Let's consider the following as axiomatic, with V = V(x), ( please forgive exponents not raised )

v / c = SQR[ 1 - m2c4 / ( E - V )2 ]
γmc2 = ( E - V )

γmcv = SQR[ ( E - V )2 - m2c4 ]

γmv2 = [ ( E - V )2 - m2c4 ] / ( E - V )
--------------------------------------------------------------
Posit that
n = SQR{ [ ( E - V )/mc2 ]2 - 1 } = γv / c
Plug into ray equation with T=tangent vector, N=normal = unit normal/R, R = radius of curvature.
GRAD( n ) - [ GRAD( n ) . T ]T - n N = 0
It looks like a) is right to me.

 

[Helios]

The minimum optical path length ∫n ds leads to the ray equation. With n = √{ [ ( E - V )/mc² ]² - 1 },
the result when the math is carried out is
(-∇V) - [ (-∇V) ⋅ τ ]τ - ( γmv²/R )η = 0
γmv²/R is relativistic centripetal force.
If we accept n and n = c/u , then u = (mc²)/ p, which I gave in case a)

 

[PeterDonis]

V = V(x)

What is V?

v / c = SQR[ 1 - m2c4 / ( E - V )2 ]
γmc2 = ( E - V )

γmcv = SQR[ ( E - V )2 - m2c4 ]

γmv2 = [ ( E - V )2 - m2c4 ] / ( E - V )

Where do these equations come from?

Posit that
n = SQR{ [ ( E - V )/mc2 ]2 - 1 } = γv / c

Where does this equation come from?

Plug into ray equation with T=tangent vector, N=normal = unit normal/R, R = radius of curvature.

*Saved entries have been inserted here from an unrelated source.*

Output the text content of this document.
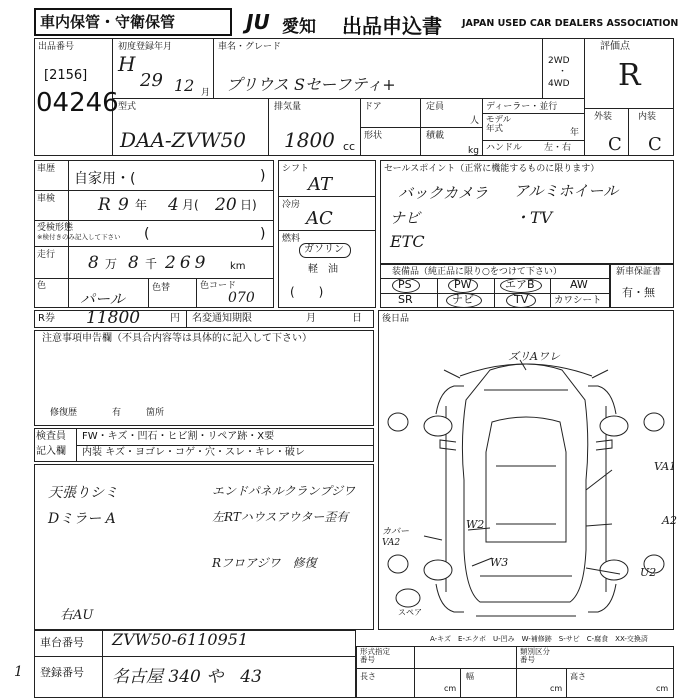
車内保管・守衛保管	JU 愛知 出品申込書 JAPAN USED CAR DEALERS ASSOCIATION
出品番号
[2156]
04246
初度登録年月
H
29 12 月
車名・グレード
プリウス Sセーフティ+
2WD
・
4WD
評価点
R
外装	内装
C C
型式
DAA-ZVW50
排気量
1800 cc
ドア	定員
人
形状	積載
kg
ディーラー・並行
モデル
年式	年
ハンドル 左・右
車歴
自家用・(	)
車検	R 9 年 4 月( 20 日)
受検形態
※検付きのみ記入して下さい (	)
走行 8 万 8 千 269 km
色
パール
色替	色コード
070
シフト
AT
冷房
AC
燃料
ガソリン
軽　油
(　　)
セールスポイント（正常に機能するものに限ります）
バックカメラ アルミホイール
ナビ	・TV
ETC
装備品（純正品に限り○をつけて下さい）
PS	PW	エアB	AW
SR	ナビ	TV	カワシート
新車保証書
有・無
R券 11800	円 名変通知期限	月	日 後日品
注意事項申告欄（不具合内容等は具体的に記入して下さい）
修復歴	有	箇所
検査員
記入欄
FW・キズ・凹石・ヒビ割・リペア跡・X要
内装 キズ・ヨゴレ・コゲ・穴・スレ・キレ・破レ
天張りシミ
Dミラー A
エンドパネルクランプジワ
左RTハウスアウター歪有
Rフロアジワ　修復
右AU
ズリAワレ
VA1
A2
W2
W3
U2
カバー
VA2
スペア
A-キズ　E-エクボ　U-凹み　W-補修跡　S-サビ　C-腐食　XX-交換済
車台番号 ZVW50-6110951
登録番号 名古屋 340 や　43
1
形式指定
番号
類別区分
番号
長さ
cm
幅
cm
高さ
cm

Where does the radius of curvature come from? What physical scenario are you trying to describe?

γmv2/R is relativistic centripetal force.

What does centripetal force have to do with it?

 

[Helios]

Thank you for the reply.

What is V?

V is called the potential energy. It is part of the total energy.
E = γmc² + V

Where do these equations come from?

These are basic relativistic relationships that include potential energy. There's no invention here. These are all just algebraic variants of what is basic to special relativistic kinematics.

Where does this equation come from?

It is deduced. It is also validated because it works in the ray equation.

Where does the radius of curvature come from?

I quote from Mechanics ( Landau, Lifshitz ) page 143
t = dr/dl is a unit vector tangential to the path
The difference F - ( F.t)t is the component F_n of the force normal to the path
the derivative d²r/dl² = dt/dl is known from differential geometry to be n/R where R is the radius of curvature of the path and n is the principal normal

What physical scenario are you trying to describe?

a relativistic particle moving through space subjected to a force derivable from a potential which moves through space such that the optical path length is a minimum

What does centripetal force have to do with it?

It comes about as a consequence of the math. It is recognized. There it is, that's the relativistic centripetal force. Because it emerges where it is supposed to, it confirms the index of refraction.
My opinion, as of now, is that I have show that the phase velocity of a particle is not u = E/p but E₀/p = mc²/p. Does anyone disagree?

 

[PeterDonis]

V is called the potential energy. It is part of the total energy.
E = γmc2 + V

I don't think this is the correct way to model potential energy in SR. The equations you write don't look covariant to me.

 

[Helios]

I don't think this is the correct way to model potential energy in SR. The equations you write don't look covariant to me.

I agree, not absolutely perfect because the potential energy would only work for one reference frame.

 

[PeterDonis]

I agree, not absolutely perfect because the potential energy would only work for one reference frame.

But the whole point of defining "relativistic phase velocity" is to make it covariant. So I don't understand what you're trying to do.

 

[Helios]

I confess that I can't reformulate the whole scheme into a perfect covariant form. A 4-dimensional covariant potential energy is out of my depths. I'll listen if someone else can do this.